What makes this possible is the addition of buffer layers between the semiconductor layers. This technique was employed in the early 1990s to make high-speed transistors combining silicon and germanium, and then introduced to photovoltaics later in the decade by Cleveland-based semiconductor developer Essential Research. Spectrolab has, however, seen the best results. Its 40.7 percent metamorphic cell improves on Spectrolab’s best conventional cells by incorporating new semiconductors in the top and middle layers that excel at capturing infrared light that was all but missed by the cell’s predecessors.

Such high output may be just the beginning. Raed Sherif, director of concentrator products at Spectrolab, says there is every reason to believe that these metamorphic solar cells will top 45 percent and perhaps even 50 percent efficiency. Sherif says those efficiencies, combined with the vast reduction in materials made possible by 1,000-fold concentrators, could rapidly reduce the cost of producing solar power. “Concentrated photovoltaics are a relatively late entry in the field, but it will catch up very quickly in terms of cost,” he predicts. (See “Solar Power at Half the Cost.”)

Sherif says that right now his company is focusing commercialization efforts on the older and better-known designs, which currently deliver 35 to 37 percent efficient modules and could improve to 40 percent efficiency within two to three years. But he says the metamorphic approach is more likely to achieve the 45 percent efficiency level the company hopes to hit within six to seven years.

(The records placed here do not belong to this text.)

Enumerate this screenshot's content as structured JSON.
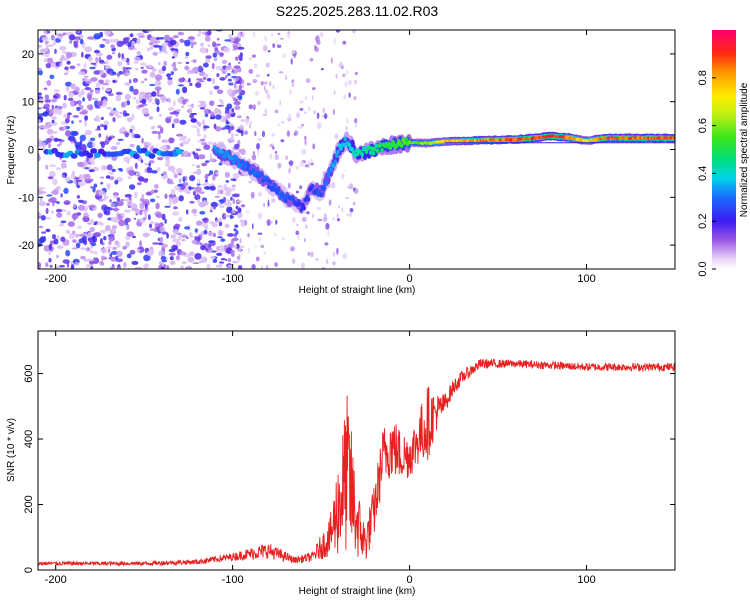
{
  "title": "S225.2025.283.11.02.R03",
  "chart_data": [
    {
      "type": "heatmap",
      "xlabel": "Height of straight line (km)",
      "ylabel": "Frequency (Hz)",
      "xlim": [
        -210,
        150
      ],
      "ylim": [
        -25,
        25
      ],
      "xticks": [
        "-200",
        "-100",
        "0",
        "100"
      ],
      "xtick_values": [
        -200,
        -100,
        0,
        100
      ],
      "yticks": [
        "-20",
        "-10",
        "0",
        "10",
        "20"
      ],
      "ytick_values": [
        -20,
        -10,
        0,
        10,
        20
      ],
      "colorbar": {
        "label": "Normalized spectral amplitude",
        "range": [
          0,
          1
        ],
        "ticks": [
          "0.0",
          "0.2",
          "0.4",
          "0.6",
          "0.8"
        ],
        "tick_values": [
          0,
          0.2,
          0.4,
          0.6,
          0.8
        ]
      },
      "ridge": {
        "x": [
          -110,
          -100,
          -90,
          -80,
          -70,
          -60,
          -55,
          -50,
          -45,
          -40,
          -35,
          -30,
          -20,
          -10,
          0,
          10,
          20,
          40,
          60,
          70,
          80,
          90,
          100,
          110,
          150
        ],
        "y": [
          0,
          -2,
          -4,
          -7,
          -10,
          -12,
          -8,
          -9,
          -5,
          0,
          2,
          -1,
          0,
          1,
          1.5,
          1.3,
          1.7,
          1.9,
          2.1,
          2.4,
          2.8,
          2.5,
          1.8,
          2.4,
          2.4
        ],
        "amplitude": [
          0.35,
          0.35,
          0.3,
          0.3,
          0.3,
          0.25,
          0.25,
          0.3,
          0.35,
          0.4,
          0.4,
          0.45,
          0.5,
          0.55,
          0.6,
          0.65,
          0.8,
          0.9,
          0.95,
          0.95,
          1.0,
          0.9,
          0.75,
          0.95,
          0.95
        ]
      },
      "noise_region_x": [
        -210,
        -100
      ]
    },
    {
      "type": "line",
      "xlabel": "Height of straight line (km)",
      "ylabel": "SNR (10 * v/v)",
      "xlim": [
        -210,
        150
      ],
      "ylim": [
        0,
        730
      ],
      "xticks": [
        "-200",
        "-100",
        "0",
        "100"
      ],
      "xtick_values": [
        -200,
        -100,
        0,
        100
      ],
      "yticks": [
        "0",
        "200",
        "400",
        "600"
      ],
      "ytick_values": [
        0,
        200,
        400,
        600
      ],
      "color": "#e82020",
      "envelope": {
        "x": [
          -210,
          -150,
          -120,
          -100,
          -80,
          -65,
          -55,
          -45,
          -40,
          -35,
          -30,
          -25,
          -20,
          -15,
          -10,
          -5,
          0,
          5,
          10,
          15,
          20,
          25,
          30,
          40,
          60,
          100,
          150
        ],
        "mean": [
          20,
          20,
          25,
          40,
          60,
          30,
          40,
          100,
          200,
          300,
          150,
          80,
          180,
          350,
          380,
          350,
          350,
          400,
          450,
          480,
          510,
          560,
          590,
          630,
          630,
          620,
          620
        ],
        "noise": [
          6,
          6,
          8,
          12,
          25,
          10,
          15,
          60,
          160,
          250,
          120,
          60,
          80,
          90,
          100,
          80,
          70,
          80,
          120,
          60,
          30,
          25,
          20,
          15,
          12,
          12,
          12
        ]
      }
    }
  ]
}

Sherif estimates that a 40 percent module would reduce overall cost by about 14 percent if Spectrolab holds at its current $10-per-square-centimeter module price, while a 45 percent cell would trim system costs by an additional 9 to 10 percent.

Boeing anticipates further cost reductions as other components improve or are mass-produced. Under a $29.8 million concentrated-photovoltaic development partnership with the Department of Energy announced this spring, Boeing promises to cut the delivered price of electricity via concentrated solar to 15 cents per kilowatt hour by 2010, from an estimated 32 cents per kilowatt hour today, and to cut that price in half again by 2015. That would make solar power less expensive than electricity from the grid in much of the United States, where the average price of electricity in recent months has been about 10 cents per kilowatt hour.

Spectrolab’s competitors, meanwhile, see metamorphic materials as a way to reduce the use of relatively exotic and expensive semiconductor wafers on which they are now produced. NREL’s design, for example, can be lifted off of the germanium wafers on which both NREL’s and Spectrolab’s cells are grown. The expensive wafers could then be reused. Metamorphic photovoltaic startup 4Power, of Windham, NH, proposes to employ metamorphic buffers to grow high-efficiency cells on the same wafers of silicon on which nearly all semiconductor chips are produced. Silicon wafers are cheaper to buy and process than germanium wafers. 4Power founder Eugene Fitzgerald, a materials engineering professor at MIT and a metamorphic-materials pioneer, claims that this would cut the cost of growing high-efficiency cells in half.

What remains to be demonstrated, notes NREL’s Kurtz, who leads the lab’s high-efficiency solar research, is whether solar concentrators–especially their sensitive optics–will prove reliable in the field.